I like to cook the lamb on the bone as it gives more flavour and the carving is not difficult as the meat is so tender it comes off in chunks, rather than thin slices.

A shoulder of lamb will serve about 10-15 people, but because it is so tender, if I have any left over I reheat it in an ovenproof dish, covered in some gravy.


  • 1 shoulder of lamb
  • 2 tablespoons cumin seeds, toasted and ground (to toast, just dry fry it for half a minute over a medium high heat until deeper in colour and smelling fragrant)
  • 2 tablespoon coriander seeds, toasted and ground
  • sea salt
  • freshly ground black pepper
  • 50ml (2fl ozs) olive oil
  • 850ml (1 1/2 pints) lamb or chicken stock for the gravy


  1. With a very sharp knife, make long but shallow incisions into the shoulder of lamb all over the skin.
  2. In a bowl mix the ground cumin and coriander with a few good pinches of sea salt, pepper and the olive oil.
  3. Spread this spicy oil over the lamb, rubbing it in with your fingers, then place it, skin side up on a roasting tray.
  4. Sprinkle the skin with salt and place in an oven at 220°C/425ºF/Gas Mark 7 for 20 minutes, then turn the heat down to 170°C/325ºF/Gas Mark 3 and roast for four hours.
  5. Baste it every fifteen minutes or so by spooning the juices over the meat. The cooking time will of course depend on the size of the shoulder, but when it’s cooked the meat will be very tender and practically falling off the bone in the most gorgeous way.
  6. Turn off the oven and leave it to relax for at least 20 minutes while you make the gravy and finish cooking the vegetables.
  7. Place the roasting tray on the hob on a medium heat, add half of the stock and bring to the boil whisking to get the sweet juicy bits which have stuck to the tray (this is called deglazing) when it comes to the boil, pour it into a mais-gras, or just a small bowl or pyrex jug.  If using the bowl/ jug add 1 or 2 ice-cubes, this will draw the fat up to the top, then you can spoon the fat off and discard.  If using a mais-gras, degrease the juices in the usual way .
  8. Pour the degreased juices into a small saucepan, add the remainder of the stock, bring to the boil, and season to taste, if it’s a little watery, boil it for another couple of minutes. 
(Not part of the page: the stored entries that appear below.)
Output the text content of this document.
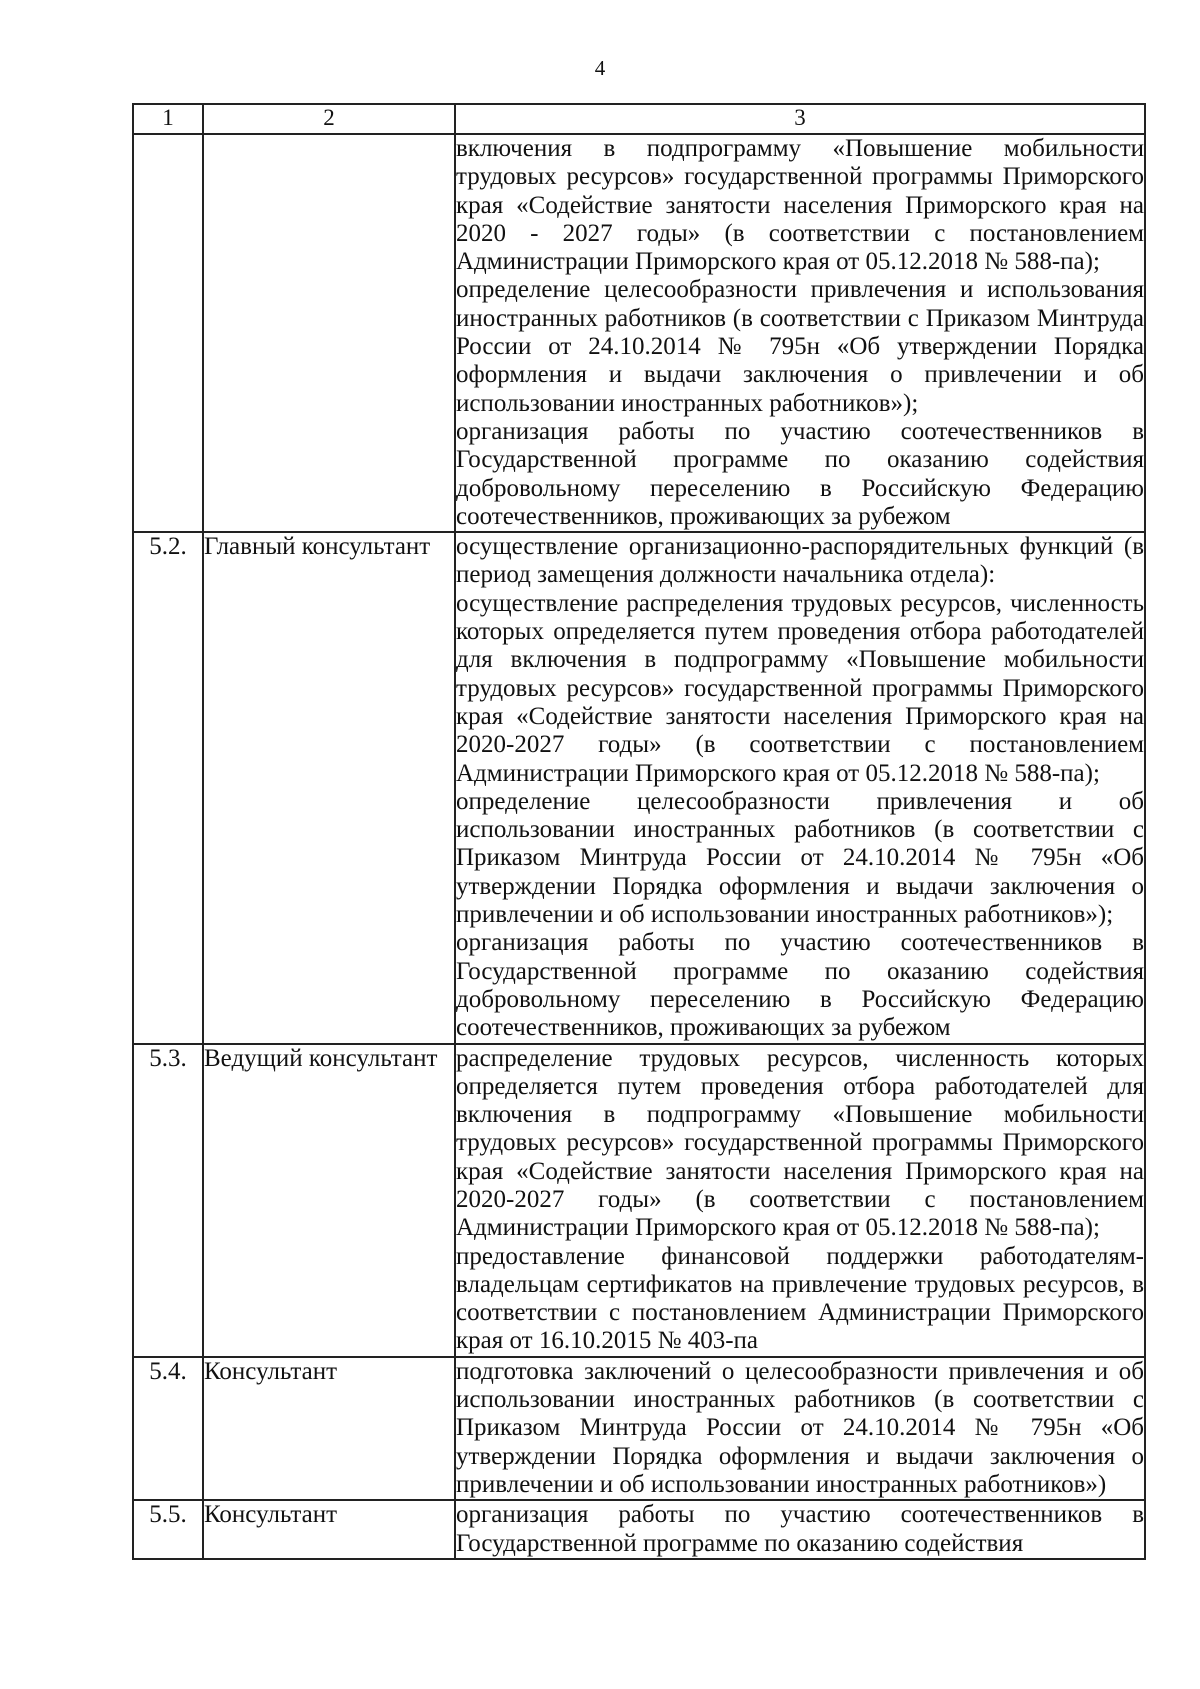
4
1	2	3

		включения в подпрограмму «Повышение мобильности трудовых ресурсов» государственной программы Приморского края «Содействие занятости населения Приморского края на 2020 - 2027 годы» (в соответствии с постановлением Администрации Приморского края от 05.12.2018 № 588-па);

определение целесообразности привлечения и использования иностранных работников (в соответствии с Приказом Минтруда России от 24.10.2014 № 795н «Об утверждении Порядка оформления и выдачи заключения о привлечении и об использовании иностранных работников»);

организация работы по участию соотечественников в Государственной программе по оказанию содействия добровольному переселению в Российскую Федерацию соотечественников, проживающих за рубежом

5.2.	Главный консультант	осуществление организационно-распорядительных функций (в период замещения должности начальника отдела):

осуществление распределения трудовых ресурсов, численность которых определяется путем проведения отбора работодателей для включения в подпрограмму «Повышение мобильности трудовых ресурсов» государственной программы Приморского края «Содействие занятости населения Приморского края на 2020-2027 годы» (в соответствии с постановлением Администрации Приморского края от 05.12.2018 № 588-па);

определение целесообразности привлечения и об использовании иностранных работников (в соответствии с Приказом Минтруда России от 24.10.2014 № 795н «Об утверждении Порядка оформления и выдачи заключения о привлечении и об использовании иностранных работников»);

организация работы по участию соотечественников в Государственной программе по оказанию содействия добровольному переселению в Российскую Федерацию соотечественников, проживающих за рубежом

5.3.	Ведущий консультант	распределение трудовых ресурсов, численность которых определяется путем проведения отбора работодателей для включения в подпрограмму «Повышение мобильности трудовых ресурсов» государственной программы Приморского края «Содействие занятости населения Приморского края на 2020-2027 годы» (в соответствии с постановлением Администрации Приморского края от 05.12.2018 № 588-па);

предоставление финансовой поддержки работодателям-владельцам сертификатов на привлечение трудовых ресурсов, в соответствии с постановлением Администрации Приморского края от 16.10.2015 № 403-па

5.4.	Консультант	подготовка заключений о целесообразности привлечения и об использовании иностранных работников (в соответствии с Приказом Минтруда России от 24.10.2014 № 795н «Об утверждении Порядка оформления и выдачи заключения о привлечении и об использовании иностранных работников»)

5.5.	Консультант	организация работы по участию соотечественников в Государственной программе по оказанию содействия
Yoghurt and Cucumber Raita

  • 500ml (18fl ozs) Greek or plain natural yoghurt
  • 1 small cucumber, seeded and finely diced (if you want to prepare this in advance, sprinkle the cucumber with salt and sit in a sieve over a bowl for half an hour then pat dry)
  • 4 cloves of crushed or finely grated garlic
  • 3 tbsp chopped coriander or mint
  • finely grated zest and the juice of 1 lime
  • salt and pepper

Put the yoghurt into a bowl, add the cucumber, garlic, herbs, lime zest and juice and some salt and pepper to taste.